Die meisten Verordnungsänderungen des Absenkpfads treten bereits am 1. Januar 2023 in Kraft. Weil aber in der landwirtschaftlichen Praxis noch viele offene Fragen herrschen, hat sich die BauernZeitung in Zusammenarbeit mit der Agridea und Prométerre in den vergangenen Wochen zu den bevorstehenden Massnahmen einen Überblick verschafft.

Mit den Änderungen zeigen sich aber nicht alle Organisationen zufrieden (wir berichteten). Gemäss dem Schweizer Bauernverband (SBV) würden die Verordnungsbestimmungen teilweise über das Ziel, das Risiko beim Pflanzenschutzmitteleinsatz und Nährstoffverluste zu reduzieren, hinausschiessen. Der SBV kämpft nun dafür, zwei Verordnungsänderungen im Parlament durchzubringen, wie aus dem Interview mit Michel Darbellay, Leiter des Departements Produktion, Märkte und Ökologie beim SBV, hervorgeht. 

Michel Darbellay, was hält der Schweizer Bauernverband vom Verordnungspaket zur Pa. Iv. 19.475?

Michel Darbellay: Die Verordnungsbestimmungen schiessen zum Teil über das Ziel und die vom Parlament beschlossene parlamentarische Initiative hinaus. Beispiele dafür sind die 3,5 % Biodiversitätsförderflächen (BFF) auf dem Ackerland und das unrealistische Reduktionsziel von 20 % beim Stickstoff. Anstatt sich auf den eigentlichen Auftrag zu fokussieren und die Risiken im Bereich Pflanzenschutz zu reduzieren, schwächen diese Bestimmungen die einheimische Lebensmittelproduktion und damit die Versorgung der Bevölkerung. Das ist gerade in der aktuellen globalen Lage absolut unverständlich. Es gibt nicht genügend praxistaugliche Massnahmen, um z. B. das Nährstoffziel zu erreichen. Es ist also jetzt schon klar, dass die Landwirtschaft keine Chance hat, dieses zu erreichen, und dass uns das dann um die Ohren geschlagen wird. Das ist äusserst demotivierend. Auch die Komplexität und die Ungereimtheiten dieses Verordnungspakets führen in der Landwirtschaft zu grosser Unzufriedenheit. 
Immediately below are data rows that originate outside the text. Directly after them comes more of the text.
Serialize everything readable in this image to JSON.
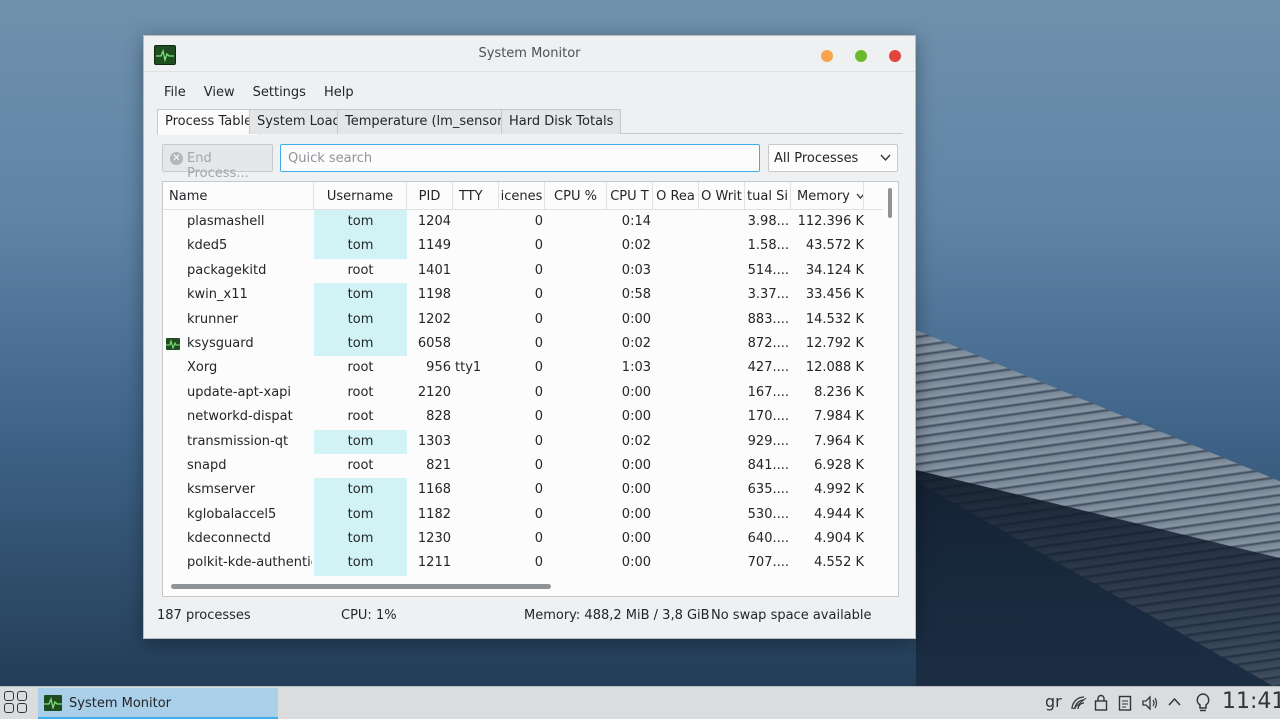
{
  "window": {
    "title": "System Monitor",
    "icon": "system-monitor-icon"
  },
  "menu": [
    "File",
    "View",
    "Settings",
    "Help"
  ],
  "tabs": [
    "Process Table",
    "System Load",
    "Temperature (lm_sensors)",
    "Hard Disk Totals"
  ],
  "active_tab": "Process Table",
  "toolbar": {
    "end_process_label": "End Process...",
    "search_placeholder": "Quick search",
    "filter_value": "All Processes"
  },
  "table": {
    "columns": [
      "Name",
      "Username",
      "PID",
      "TTY",
      "icenes",
      "CPU %",
      "CPU T",
      "O Rea",
      "O Writ",
      "tual Si",
      "Memory"
    ],
    "sort_column": "Memory",
    "rows": [
      {
        "name": "plasmashell",
        "user": "tom",
        "pid": "1204",
        "tty": "",
        "nice": "0",
        "cpu_time": "0:14",
        "virtual": "3.98...",
        "memory": "112.396 K"
      },
      {
        "name": "kded5",
        "user": "tom",
        "pid": "1149",
        "tty": "",
        "nice": "0",
        "cpu_time": "0:02",
        "virtual": "1.58...",
        "memory": "43.572 K"
      },
      {
        "name": "packagekitd",
        "user": "root",
        "pid": "1401",
        "tty": "",
        "nice": "0",
        "cpu_time": "0:03",
        "virtual": "514....",
        "memory": "34.124 K"
      },
      {
        "name": "kwin_x11",
        "user": "tom",
        "pid": "1198",
        "tty": "",
        "nice": "0",
        "cpu_time": "0:58",
        "virtual": "3.37...",
        "memory": "33.456 K"
      },
      {
        "name": "krunner",
        "user": "tom",
        "pid": "1202",
        "tty": "",
        "nice": "0",
        "cpu_time": "0:00",
        "virtual": "883....",
        "memory": "14.532 K"
      },
      {
        "name": "ksysguard",
        "user": "tom",
        "pid": "6058",
        "tty": "",
        "nice": "0",
        "cpu_time": "0:02",
        "virtual": "872....",
        "memory": "12.792 K",
        "icon": true
      },
      {
        "name": "Xorg",
        "user": "root",
        "pid": "956",
        "tty": "tty1",
        "nice": "0",
        "cpu_time": "1:03",
        "virtual": "427....",
        "memory": "12.088 K"
      },
      {
        "name": "update-apt-xapi",
        "user": "root",
        "pid": "2120",
        "tty": "",
        "nice": "0",
        "cpu_time": "0:00",
        "virtual": "167....",
        "memory": "8.236 K"
      },
      {
        "name": "networkd-dispat",
        "user": "root",
        "pid": "828",
        "tty": "",
        "nice": "0",
        "cpu_time": "0:00",
        "virtual": "170....",
        "memory": "7.984 K"
      },
      {
        "name": "transmission-qt",
        "user": "tom",
        "pid": "1303",
        "tty": "",
        "nice": "0",
        "cpu_time": "0:02",
        "virtual": "929....",
        "memory": "7.964 K"
      },
      {
        "name": "snapd",
        "user": "root",
        "pid": "821",
        "tty": "",
        "nice": "0",
        "cpu_time": "0:00",
        "virtual": "841....",
        "memory": "6.928 K"
      },
      {
        "name": "ksmserver",
        "user": "tom",
        "pid": "1168",
        "tty": "",
        "nice": "0",
        "cpu_time": "0:00",
        "virtual": "635....",
        "memory": "4.992 K"
      },
      {
        "name": "kglobalaccel5",
        "user": "tom",
        "pid": "1182",
        "tty": "",
        "nice": "0",
        "cpu_time": "0:00",
        "virtual": "530....",
        "memory": "4.944 K"
      },
      {
        "name": "kdeconnectd",
        "user": "tom",
        "pid": "1230",
        "tty": "",
        "nice": "0",
        "cpu_time": "0:00",
        "virtual": "640....",
        "memory": "4.904 K"
      },
      {
        "name": "polkit-kde-authentic...",
        "user": "tom",
        "pid": "1211",
        "tty": "",
        "nice": "0",
        "cpu_time": "0:00",
        "virtual": "707....",
        "memory": "4.552 K"
      }
    ]
  },
  "status": {
    "processes": "187 processes",
    "cpu": "CPU: 1%",
    "memory": "Memory: 488,2 MiB / 3,8 GiB",
    "swap": "No swap space available"
  },
  "taskbar": {
    "task_label": "System Monitor",
    "keyboard_layout": "gr",
    "clock": "11:41"
  },
  "colors": {
    "user_highlight": "#d2f3f5",
    "accent": "#3daee9"
  }
}
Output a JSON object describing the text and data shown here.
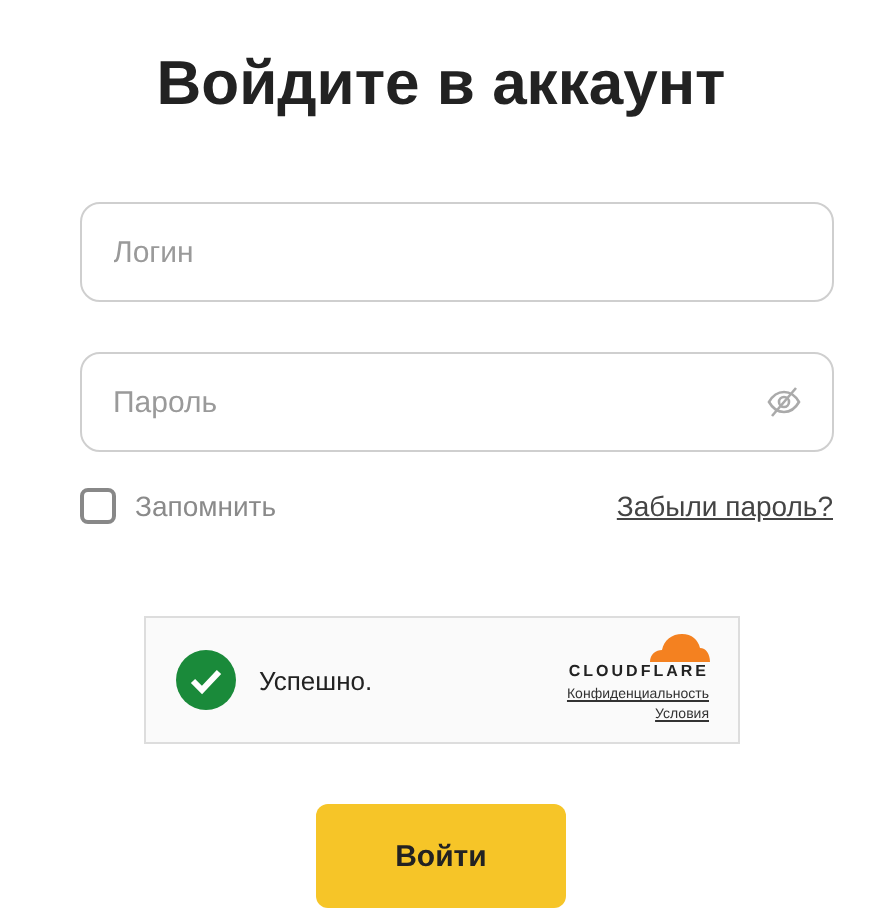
{
  "title": "Войдите в аккаунт",
  "login": {
    "placeholder": "Логин"
  },
  "password": {
    "placeholder": "Пароль"
  },
  "remember": {
    "label": "Запомнить",
    "checked": false
  },
  "forgot": "Забыли пароль?",
  "captcha": {
    "status": "Успешно.",
    "success": true,
    "brand": "CLOUDFLARE",
    "links": [
      "Конфиденциальность",
      "Условия"
    ]
  },
  "submit": "Войти"
}
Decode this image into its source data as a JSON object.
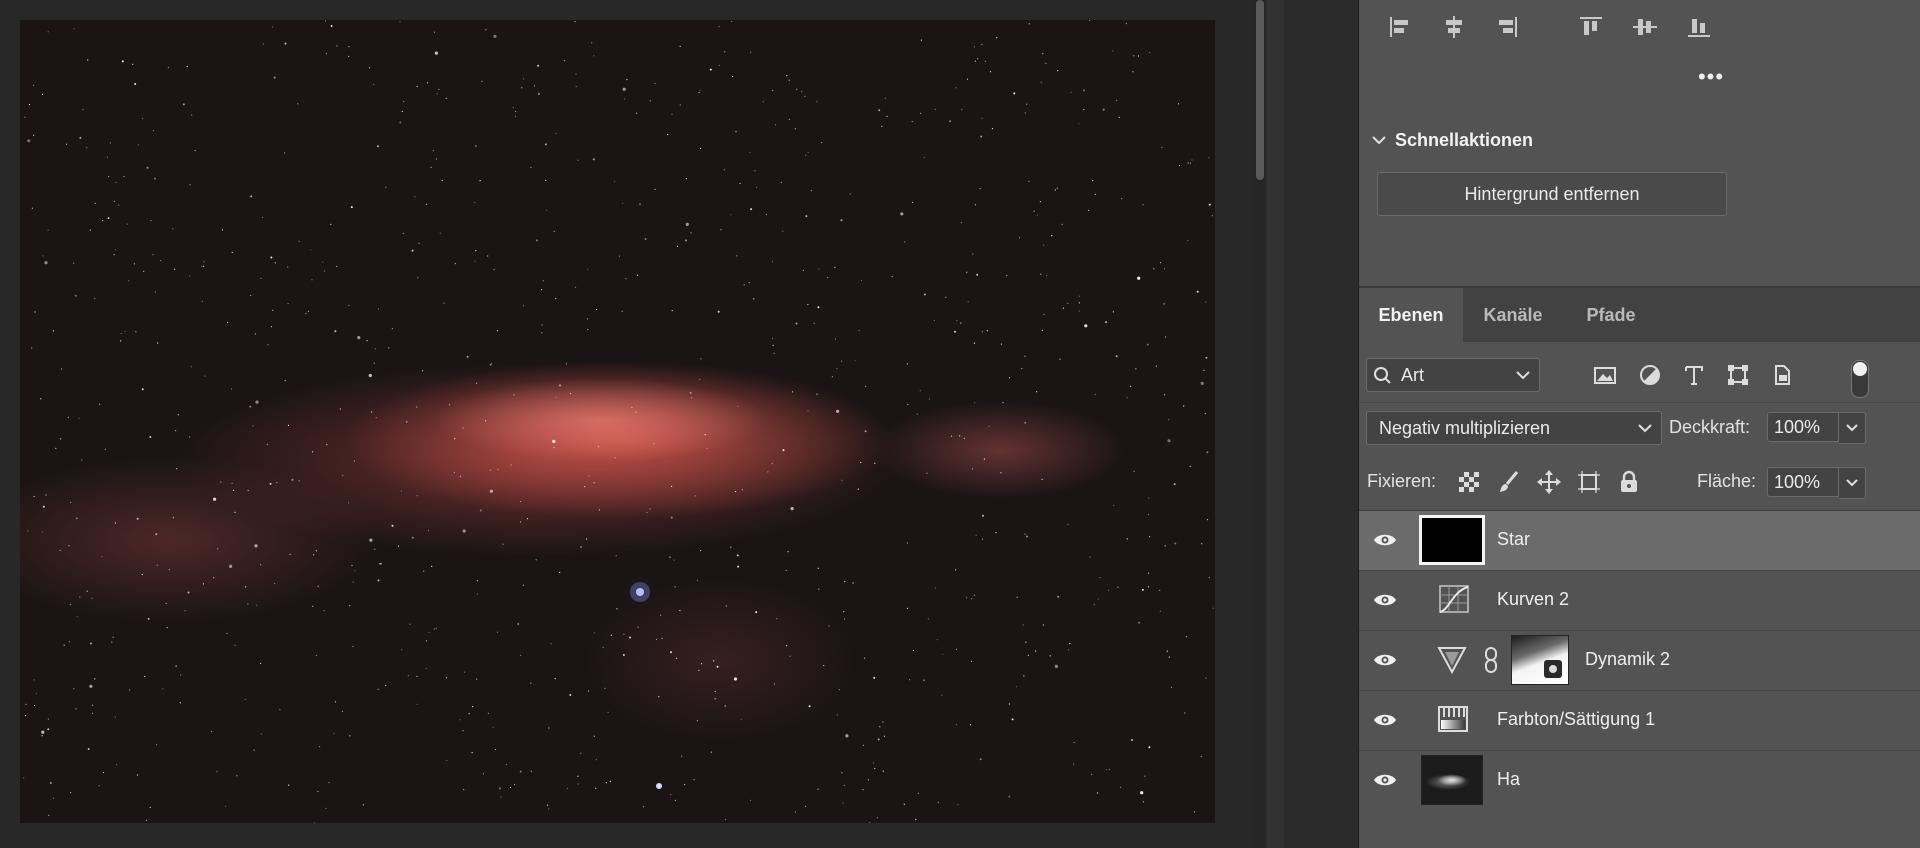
{
  "canvas": {
    "image_subject": "nebula-photo"
  },
  "panel": {
    "more_label": "•••",
    "quick_actions": {
      "title": "Schnellaktionen",
      "remove_bg_button": "Hintergrund entfernen"
    }
  },
  "tabs": [
    {
      "label": "Ebenen",
      "active": true
    },
    {
      "label": "Kanäle",
      "active": false
    },
    {
      "label": "Pfade",
      "active": false
    }
  ],
  "filter": {
    "kind_label": "Art"
  },
  "blend": {
    "mode": "Negativ multiplizieren",
    "opacity_label": "Deckkraft:",
    "opacity_value": "100%",
    "lock_label": "Fixieren:",
    "fill_label": "Fläche:",
    "fill_value": "100%"
  },
  "layers": [
    {
      "name": "Star",
      "selected": true,
      "type": "pixel-dark"
    },
    {
      "name": "Kurven 2",
      "selected": false,
      "type": "curves-adjustment"
    },
    {
      "name": "Dynamik 2",
      "selected": false,
      "type": "vibrance-adjustment-with-mask"
    },
    {
      "name": "Farbton/Sättigung 1",
      "selected": false,
      "type": "hue-saturation-adjustment"
    },
    {
      "name": "Ha",
      "selected": false,
      "type": "pixel-nebula"
    }
  ],
  "colors": {
    "panel_bg": "#535353",
    "selected_layer": "#6b6b6b",
    "canvas_bg": "#282828"
  }
}
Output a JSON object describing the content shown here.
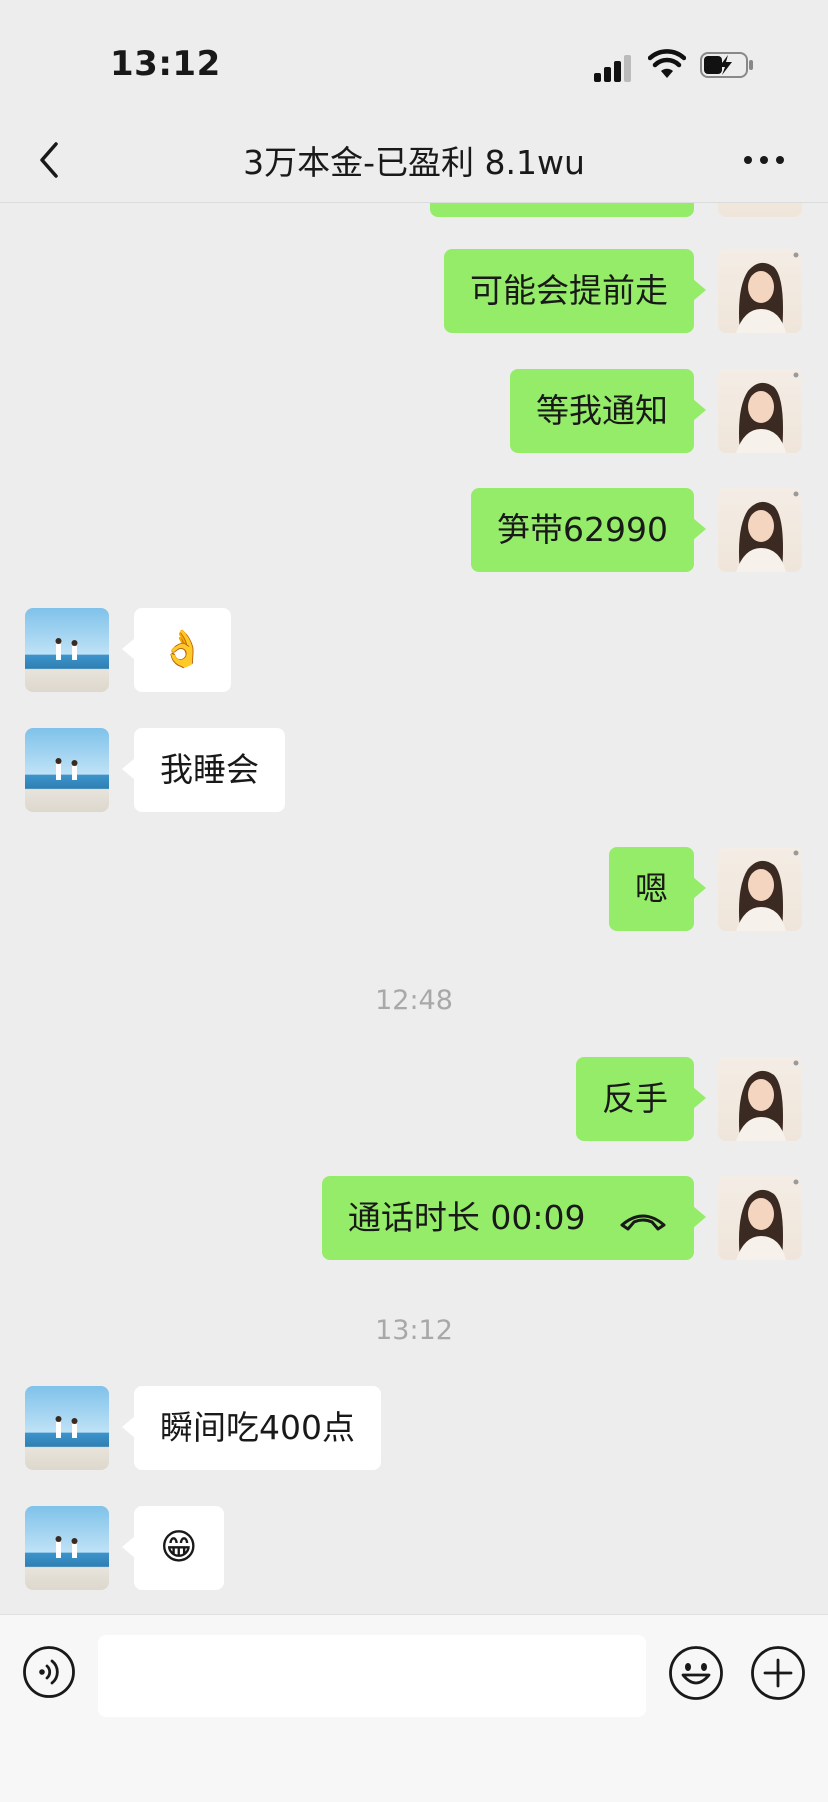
{
  "status_bar": {
    "time": "13:12"
  },
  "header": {
    "title": "3万本金-已盈利 8.1wu"
  },
  "messages": {
    "m1": {
      "text": "可能会提前走"
    },
    "m2": {
      "text": "等我通知"
    },
    "m3": {
      "text": "笋带62990"
    },
    "m4": {
      "text": "👌"
    },
    "m5": {
      "text": "我睡会"
    },
    "m6": {
      "text": "嗯"
    },
    "t1": {
      "text": "12:48"
    },
    "m7": {
      "text": "反手"
    },
    "m8": {
      "text": "通话时长 00:09",
      "icon": "phone-hangup-icon"
    },
    "t2": {
      "text": "13:12"
    },
    "m9": {
      "text": "瞬间吃400点"
    },
    "m10": {
      "text": "😁"
    }
  },
  "input_bar": {
    "value": "",
    "placeholder": ""
  },
  "colors": {
    "bubble_self": "#95EC69",
    "bubble_other": "#FFFFFF",
    "background": "#EDEDED"
  }
}
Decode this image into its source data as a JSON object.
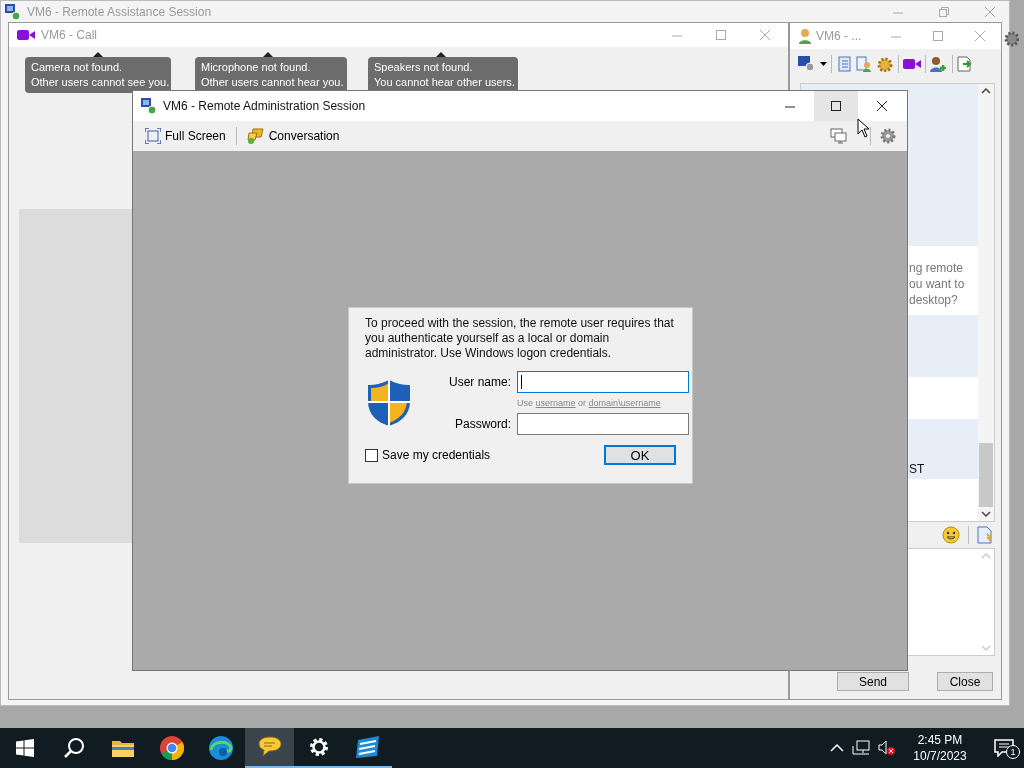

Welche Änderungen sind für die ÖLN-Bauern besonders gravierend?

Es sind die Kürzung des Versorgungssicherheitsbeitrages, die vierjährige Verpflichtungsdauer bei einigen Programmen, die Ausgestaltung des RAUS-Weideprogramms, die Vorgaben an die Bodenbedeckung oder die 3,5 % BFF auf Ackerfläche. Das eigentliche Problem liegt in der konkreten Ausgestaltung der verschiedenen Massnahmen. Diese sind oft nicht praxistauglich und führen zu zahlreichen Umsetzungsproblemen. Sie haben zum Teil, wie erwähnt, nichts zu tun mit den Zielen des Absenkpfades und die Voraussetzungen schlies­sen zusätzlich viele Betriebe aus. 

Derzeit wird über Anpassungen des Verordnungspakets diskutiert. Wie beteiligt sich der SBV an diesen Diskussionen?

Wir sind daran, jene vorher erwähnten Punkte anzugehen, wo der Bundesrat den Bogen überspannt hat. Wir möchten zwei Verordnungsänderungen im Parlament durchbringen. Die Motion Gapany, die das Nährstoffreduktionsziel nach unten korrigieren will, und die Motion Rieder, die verlangt, die 3,5 % BFF auf dem Ackerland zu streichen. Der Ständerat hat diesen bereits zugestimmt. Nun muss der Nationalrat das noch bestätigen. Zudem wollen wir eine geringere Senkung des Beitrags für die Versorgungssicherheit, je nachdem wie stark die neuen Produktionssystembeiträge genutzt werden. Das soll Betriebe entlasten, die aus irgendwelchen Gründen die neuen Programme (noch) nicht umsetzen können. Unsere anderen Anträge betreffen die Notwendigkeit, die Teilnahme parzellenweise und mit einer jährlichen Verpflichtung zu ermöglichen, die Entkoppelung von RAUS- und Weidebeitrag für Rinder, die Kriterien für den Weidebeitrag oder die Überarbeitung der Module Boden und Bodenbedeckung, die so nicht umsetzbar sind. Diese Punkte haben wir als prioritär angeschaut.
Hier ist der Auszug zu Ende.